Posted on 2 Gennaio 202626 Aprile 2026 By Lucio Celot

S.King, Pet Sematary (1983)

Il romanzo di King è un meraviglioso ritratto di famiglia e anche il libro più spaventoso che abbia mai scritto…Brillante, ponderato, acuto, King non è mai stato un artista tanto umano come qui.

(“Publishers Weekly”)

Un’opera di qualità tale da trascendere il genereper diventare un testo letterario indimenticabile sulla morte e sul lutto

(“The Portsmouth Herald”)

Quando l’ho terminato, l’ho infilato in un cassetto.

(SK)

C’è molto di autobiografico in questo che è uno dei più riusciti e terrificanti romanzi del Re: in un’intervista del 2006 King ricorda la casa di Orrington nel Maine dove abitava con i figli ancora piccoli, la strada dove sfrecciavano i camion (“una scala mobile mortale per animali randagi”), il cimitero degli animali, la piccola Naomi che piangeva perché rivoleva indietro Smucky, il suo gatto morto, il seppellimento dell’animale nel piccolo cimitero, il figlio Owen di due anni salvato dal padre da un camion che stava per investirlo…C’è tutto questo e (ovviamente) molto di più in Pet Sematary, romanzo del 1983, così cupo e pessimista che lo stesso King confessò di averlo messo in un cassetto al termine della stesura e di avere pensato di pubblicarlo, come aveva già fatto con altri romanzi, col nom de plume di Richard Bachman; questioni legali di contratto e presunte penali da versare all’editore, nonché la pressione dei lettori, convinsero invece King ad una rapida riscrittura e alla pubblicazione in tempi rapidi con la Doubleday, la casa editrice dei maggiori successi dello scrittore di Bangor. E, in effetti, Pet Sematary è stato candidato al World Fantasy Award come migliore romanzo del 1984.

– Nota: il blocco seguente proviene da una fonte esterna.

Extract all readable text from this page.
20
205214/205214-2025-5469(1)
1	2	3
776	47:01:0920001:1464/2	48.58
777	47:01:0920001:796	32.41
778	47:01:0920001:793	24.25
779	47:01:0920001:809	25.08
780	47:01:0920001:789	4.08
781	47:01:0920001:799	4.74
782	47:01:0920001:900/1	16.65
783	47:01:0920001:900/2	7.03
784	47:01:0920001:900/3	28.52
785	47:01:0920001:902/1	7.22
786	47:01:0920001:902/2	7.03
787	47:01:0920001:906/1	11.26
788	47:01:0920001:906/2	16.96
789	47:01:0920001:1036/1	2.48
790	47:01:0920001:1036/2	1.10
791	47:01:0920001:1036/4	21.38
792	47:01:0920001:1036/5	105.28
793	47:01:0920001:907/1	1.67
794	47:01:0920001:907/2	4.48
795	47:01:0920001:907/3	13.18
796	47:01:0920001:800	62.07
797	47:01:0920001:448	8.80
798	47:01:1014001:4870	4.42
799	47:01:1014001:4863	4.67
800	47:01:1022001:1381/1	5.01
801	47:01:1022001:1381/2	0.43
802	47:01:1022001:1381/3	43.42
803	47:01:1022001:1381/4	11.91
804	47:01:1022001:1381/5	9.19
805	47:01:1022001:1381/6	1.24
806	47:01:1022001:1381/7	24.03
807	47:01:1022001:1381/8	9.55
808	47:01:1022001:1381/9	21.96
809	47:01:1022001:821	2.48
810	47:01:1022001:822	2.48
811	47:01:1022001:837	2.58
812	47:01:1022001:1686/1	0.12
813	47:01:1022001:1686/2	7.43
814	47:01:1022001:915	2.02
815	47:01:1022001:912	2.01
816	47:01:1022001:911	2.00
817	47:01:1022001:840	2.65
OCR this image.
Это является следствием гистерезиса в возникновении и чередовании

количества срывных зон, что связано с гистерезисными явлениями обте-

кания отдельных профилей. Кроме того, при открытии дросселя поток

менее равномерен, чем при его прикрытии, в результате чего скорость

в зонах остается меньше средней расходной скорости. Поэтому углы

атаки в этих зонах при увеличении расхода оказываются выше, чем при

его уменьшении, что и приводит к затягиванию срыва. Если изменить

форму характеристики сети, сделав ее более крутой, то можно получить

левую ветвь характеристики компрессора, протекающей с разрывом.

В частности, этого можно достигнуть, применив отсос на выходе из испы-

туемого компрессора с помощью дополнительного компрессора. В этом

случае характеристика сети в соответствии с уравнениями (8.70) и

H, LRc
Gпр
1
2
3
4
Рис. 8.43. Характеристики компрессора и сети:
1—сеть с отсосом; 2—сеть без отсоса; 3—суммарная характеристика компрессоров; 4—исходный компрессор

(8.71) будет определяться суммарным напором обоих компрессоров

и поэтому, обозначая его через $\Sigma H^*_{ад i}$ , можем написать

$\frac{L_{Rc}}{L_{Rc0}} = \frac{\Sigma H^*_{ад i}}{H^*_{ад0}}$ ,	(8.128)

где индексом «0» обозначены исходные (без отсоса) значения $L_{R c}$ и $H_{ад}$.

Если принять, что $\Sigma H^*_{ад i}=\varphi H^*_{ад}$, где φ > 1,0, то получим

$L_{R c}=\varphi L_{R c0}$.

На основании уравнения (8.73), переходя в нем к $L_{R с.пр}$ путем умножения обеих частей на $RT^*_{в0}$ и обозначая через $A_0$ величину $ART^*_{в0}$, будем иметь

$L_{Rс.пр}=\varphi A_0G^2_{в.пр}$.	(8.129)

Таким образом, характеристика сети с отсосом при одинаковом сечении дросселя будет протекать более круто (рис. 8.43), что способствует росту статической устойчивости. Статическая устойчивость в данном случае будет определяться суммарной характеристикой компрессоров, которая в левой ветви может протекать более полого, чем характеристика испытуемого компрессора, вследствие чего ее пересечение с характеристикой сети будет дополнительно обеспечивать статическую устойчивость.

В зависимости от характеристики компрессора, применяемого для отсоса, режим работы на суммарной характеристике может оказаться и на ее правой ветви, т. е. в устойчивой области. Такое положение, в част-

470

            La “triste maratona” della storia vede protagonisti la famiglia di Louis Creed e la moglie Rachel, freschi trasferiti in una casa nel Maine con la figlioletta Ellie, il piccolissimo Gage e il gatto Church. Il vicino di cui fanno la conoscenza, l’anziano Jud, li ammonisce sul pericolo rappresentato dalla statale che passa proprio davanti alla loro casa, percorsa quotidianamente da autoarticolati e auto che sfrecciano velocissimi. Jud fa anche visitare alla famigliola il cimitero degli animali che si trova poco lontano, dove i bambini del circondario sono soliti seppellire i loro animaletti domestici quando muoiono, perlopiù uccisi sulla statale. Jud, come tutti gli abitanti del piccolo centro, è anche depositario di un incredibile e sconcertante segreto: a qualche miglio di distanza dal cimitero degli animali ce n’è un altro, circondato e protetto da una foresta abitata da un’inquietante presenza soprannaturale, che si trova sul territorio che un tempo era dei nativi Micmac. Qui Jud guida Louis quando l’amato Church viene investito da un camion: gli fa seppellire la bestiola, gli dice di tornare a casa e di accettare con occhi nuovi quello che succederà. E quello che succede è che Church la mattina dopo ricompare a casa Creed come se non fosse mai morto: solo che non sembra più lui, è lento, goffo, si diverte sadicamente a smembrare i corpi degli altri animali che gli vengono a tiro e, soprattutto, puzza. Puzza di decomposizione e morte. Lasciamo al lettore immaginare cosa passerà per la testa del povero Louis quando a morire straziato dalle ruote di un autoarticolato sarà il piccolo Gage. Le ultima cinquanta pagine di questo romanzo sono implacabili, il ritmo è quasi insostenibile e il finale…beh, il finale è quanto di più macabro, terribile e oscuro si possa pensare dell’umana natura e, ovviamente, non dirò sulla trama una parola di più.

Il Re nel vero cimitero degli animali di Orrington, 1982 (fonte: ranker.com)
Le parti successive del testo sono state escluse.